After 6 weeks of rilonacept treatment, 6/of 10 (60%) patients reported a percentage change in self-reported pain scores that represented at least a 50% improvement (p<0.001); 5/10 (50%) of patients had at least a 75% improvement with rilonacept (p0.01) (fig 3).
This pilot study explored the potential utility of inhibition of IL1 in patients with chronic active gout, assessing the safety profile of rilonacept and evaluating changes in disease activity with its use. The study design, which was monosequence crossover and non-randomised, including a single-blind placebo run-in followed by active treatment and subsequent withdrawal period, allowed for this assessment. In this patient population, rilonacept was generally well tolerated. Injection site reactions were the most common AE, usually mild in severity.
Rilonacept administration for 6 weeks also yielded clinical improvements; specifically, a trend towards progressive improvement over time. Patients’ self-reported median pain VAS scores steadily and significantly decreased over the course of rilonacept treatment. The majority of patients reported at least a 75% improvement in pain after rilonacept treatment that was not seen after withdrawal of rilonacept; hsCRP levels significantly decreased with treatment. This acute phase reactant change is consistent with evidence correlating circulating levels of CRP with acute gouty attacks.12 Although preliminary, and using a non-validated instrument, symptom-adjusted and severity-adjusted joint scores showed significant improvements with rilonacept treatment. These adjusted scores provided a means to detect significant changes in joint pathologies with treatment.
Consistent with results in a recent safety and pharmacokinetics trial involving patients with end-stage renal disease,13 the dosing of rilonacept in this study was not adjusted in the two patients with moderately impaired kidney function.
The primary limitations of this study were the small cohort size, a short placebo run-in phase and the absence of independent blinded joint assessors. This study also did not directly assess the relative contributions to chronic gouty arthritis of IL1α and IL1β, both of which are inhibited by rilonacept. Despite these limitations, this study demonstrated statistically significant improvement in clinical and laboratory measures of gout.
In conclusion, this proof-of-concept study provided a positive signal to suggest that rilonacept may offer a well-tolerated approach for reducing pain in patients with chronic active difficult gouty arthritis not adequately managed with other treatments. The results further support the hypothesis that IL1 blockade may represent a useful and selective treatment strategy for the growing population of patients with gout, including chronic, refractory gouty arthritis, suggesting that rilonacept should be studied further in patients with gout.

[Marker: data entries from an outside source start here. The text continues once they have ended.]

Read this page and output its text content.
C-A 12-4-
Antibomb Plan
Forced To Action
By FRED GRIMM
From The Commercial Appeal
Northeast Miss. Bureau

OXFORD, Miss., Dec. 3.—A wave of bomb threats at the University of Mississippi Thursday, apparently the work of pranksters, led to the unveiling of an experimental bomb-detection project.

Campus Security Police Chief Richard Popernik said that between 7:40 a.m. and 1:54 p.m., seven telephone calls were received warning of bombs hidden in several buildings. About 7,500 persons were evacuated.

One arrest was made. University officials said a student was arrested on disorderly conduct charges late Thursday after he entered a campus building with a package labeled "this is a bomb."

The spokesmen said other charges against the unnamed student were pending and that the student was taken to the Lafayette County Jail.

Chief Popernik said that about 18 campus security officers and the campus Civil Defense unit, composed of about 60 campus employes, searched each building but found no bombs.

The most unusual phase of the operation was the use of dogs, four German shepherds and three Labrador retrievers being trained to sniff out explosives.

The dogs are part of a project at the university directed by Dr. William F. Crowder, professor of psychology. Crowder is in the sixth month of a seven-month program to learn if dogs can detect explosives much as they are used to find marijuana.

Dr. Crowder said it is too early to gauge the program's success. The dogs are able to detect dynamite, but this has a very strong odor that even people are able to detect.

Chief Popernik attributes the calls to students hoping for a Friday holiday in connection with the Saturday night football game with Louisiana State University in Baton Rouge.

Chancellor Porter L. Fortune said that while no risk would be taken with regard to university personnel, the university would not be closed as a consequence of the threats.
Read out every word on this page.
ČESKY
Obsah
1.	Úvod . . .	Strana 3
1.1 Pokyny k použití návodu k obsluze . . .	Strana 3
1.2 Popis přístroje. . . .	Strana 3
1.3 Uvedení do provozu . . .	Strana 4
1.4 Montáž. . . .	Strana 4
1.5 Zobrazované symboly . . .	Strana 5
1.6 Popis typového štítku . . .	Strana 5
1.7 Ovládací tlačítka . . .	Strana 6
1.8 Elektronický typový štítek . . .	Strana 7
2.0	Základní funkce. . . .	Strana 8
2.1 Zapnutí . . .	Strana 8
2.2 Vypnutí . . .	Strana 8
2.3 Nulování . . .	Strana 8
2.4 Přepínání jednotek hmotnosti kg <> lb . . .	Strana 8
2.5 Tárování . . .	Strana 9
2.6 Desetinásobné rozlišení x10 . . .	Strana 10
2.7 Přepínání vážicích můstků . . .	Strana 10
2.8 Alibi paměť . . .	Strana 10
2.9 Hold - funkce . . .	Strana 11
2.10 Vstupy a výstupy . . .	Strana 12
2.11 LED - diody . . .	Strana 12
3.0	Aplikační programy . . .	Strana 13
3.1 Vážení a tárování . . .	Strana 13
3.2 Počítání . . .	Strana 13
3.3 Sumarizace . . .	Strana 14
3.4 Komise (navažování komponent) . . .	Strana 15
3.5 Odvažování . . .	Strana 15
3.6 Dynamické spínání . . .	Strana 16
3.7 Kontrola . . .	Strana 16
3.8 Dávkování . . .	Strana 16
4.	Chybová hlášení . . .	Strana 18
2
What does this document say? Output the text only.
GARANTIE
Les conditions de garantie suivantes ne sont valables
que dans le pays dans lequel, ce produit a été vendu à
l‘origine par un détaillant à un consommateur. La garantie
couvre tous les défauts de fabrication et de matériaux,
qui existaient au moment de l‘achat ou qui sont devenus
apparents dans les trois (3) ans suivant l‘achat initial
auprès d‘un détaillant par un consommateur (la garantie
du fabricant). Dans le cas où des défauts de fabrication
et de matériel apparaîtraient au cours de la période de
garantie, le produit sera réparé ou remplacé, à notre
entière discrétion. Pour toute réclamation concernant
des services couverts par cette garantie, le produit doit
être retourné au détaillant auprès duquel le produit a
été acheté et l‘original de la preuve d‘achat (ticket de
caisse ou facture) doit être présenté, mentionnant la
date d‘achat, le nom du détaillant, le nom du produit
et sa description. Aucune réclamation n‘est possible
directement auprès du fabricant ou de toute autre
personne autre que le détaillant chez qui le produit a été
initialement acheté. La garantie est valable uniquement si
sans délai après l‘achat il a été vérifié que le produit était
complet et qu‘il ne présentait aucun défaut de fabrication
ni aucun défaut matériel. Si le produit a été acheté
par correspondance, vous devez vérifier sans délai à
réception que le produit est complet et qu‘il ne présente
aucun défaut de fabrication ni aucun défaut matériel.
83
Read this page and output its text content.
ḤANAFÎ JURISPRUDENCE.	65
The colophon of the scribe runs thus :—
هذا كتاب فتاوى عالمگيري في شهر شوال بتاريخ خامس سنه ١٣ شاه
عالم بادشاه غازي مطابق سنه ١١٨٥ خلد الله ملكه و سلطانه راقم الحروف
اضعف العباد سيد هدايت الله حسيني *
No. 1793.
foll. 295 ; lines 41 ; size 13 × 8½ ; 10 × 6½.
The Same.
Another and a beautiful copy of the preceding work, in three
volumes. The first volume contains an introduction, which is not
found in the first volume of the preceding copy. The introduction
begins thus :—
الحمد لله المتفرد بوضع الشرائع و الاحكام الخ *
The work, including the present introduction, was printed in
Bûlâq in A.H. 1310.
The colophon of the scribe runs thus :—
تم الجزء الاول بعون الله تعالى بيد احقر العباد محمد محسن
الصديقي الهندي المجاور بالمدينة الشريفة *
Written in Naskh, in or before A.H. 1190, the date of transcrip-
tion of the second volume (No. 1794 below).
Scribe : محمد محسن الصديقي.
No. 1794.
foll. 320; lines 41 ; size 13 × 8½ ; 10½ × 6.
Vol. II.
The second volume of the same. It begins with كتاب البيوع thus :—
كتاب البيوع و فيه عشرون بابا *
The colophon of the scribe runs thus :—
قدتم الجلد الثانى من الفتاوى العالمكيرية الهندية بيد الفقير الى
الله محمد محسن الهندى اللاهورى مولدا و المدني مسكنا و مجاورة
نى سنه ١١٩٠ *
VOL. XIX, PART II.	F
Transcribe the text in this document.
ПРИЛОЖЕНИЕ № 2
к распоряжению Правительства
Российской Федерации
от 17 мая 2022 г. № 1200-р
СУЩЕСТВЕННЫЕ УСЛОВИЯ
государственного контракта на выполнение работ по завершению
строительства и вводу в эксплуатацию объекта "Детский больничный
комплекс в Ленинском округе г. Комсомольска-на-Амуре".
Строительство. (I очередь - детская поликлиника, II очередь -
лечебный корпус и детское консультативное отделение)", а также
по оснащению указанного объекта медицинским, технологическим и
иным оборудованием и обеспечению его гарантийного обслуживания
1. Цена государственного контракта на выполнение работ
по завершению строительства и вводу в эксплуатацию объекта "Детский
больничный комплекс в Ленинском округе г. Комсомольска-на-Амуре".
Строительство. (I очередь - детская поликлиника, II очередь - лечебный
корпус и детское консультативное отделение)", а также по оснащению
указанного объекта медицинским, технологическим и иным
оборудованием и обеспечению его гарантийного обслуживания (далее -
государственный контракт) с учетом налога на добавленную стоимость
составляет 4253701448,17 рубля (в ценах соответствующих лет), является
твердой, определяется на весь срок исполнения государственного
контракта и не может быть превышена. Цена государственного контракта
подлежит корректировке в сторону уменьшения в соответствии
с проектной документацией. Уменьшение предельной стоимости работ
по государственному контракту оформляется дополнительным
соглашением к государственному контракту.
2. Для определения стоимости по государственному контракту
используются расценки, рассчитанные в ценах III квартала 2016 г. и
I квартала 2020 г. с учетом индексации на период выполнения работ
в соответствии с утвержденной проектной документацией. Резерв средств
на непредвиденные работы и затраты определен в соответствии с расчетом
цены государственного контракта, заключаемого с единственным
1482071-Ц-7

This study was supported by funding from Regeneron Pharmaceuticals, Inc (Tarrytown, New York, USA) and the VA Research Service. We acknowledge the contributions of Aesculapius Communications and Mary Mahony, PhD to the preparation of this manuscript.
Competing interests: None.
Provenance and peer review: Not commissioned; externally peer reviewed.
Ethics approval: Approved by the institutional review board at each site.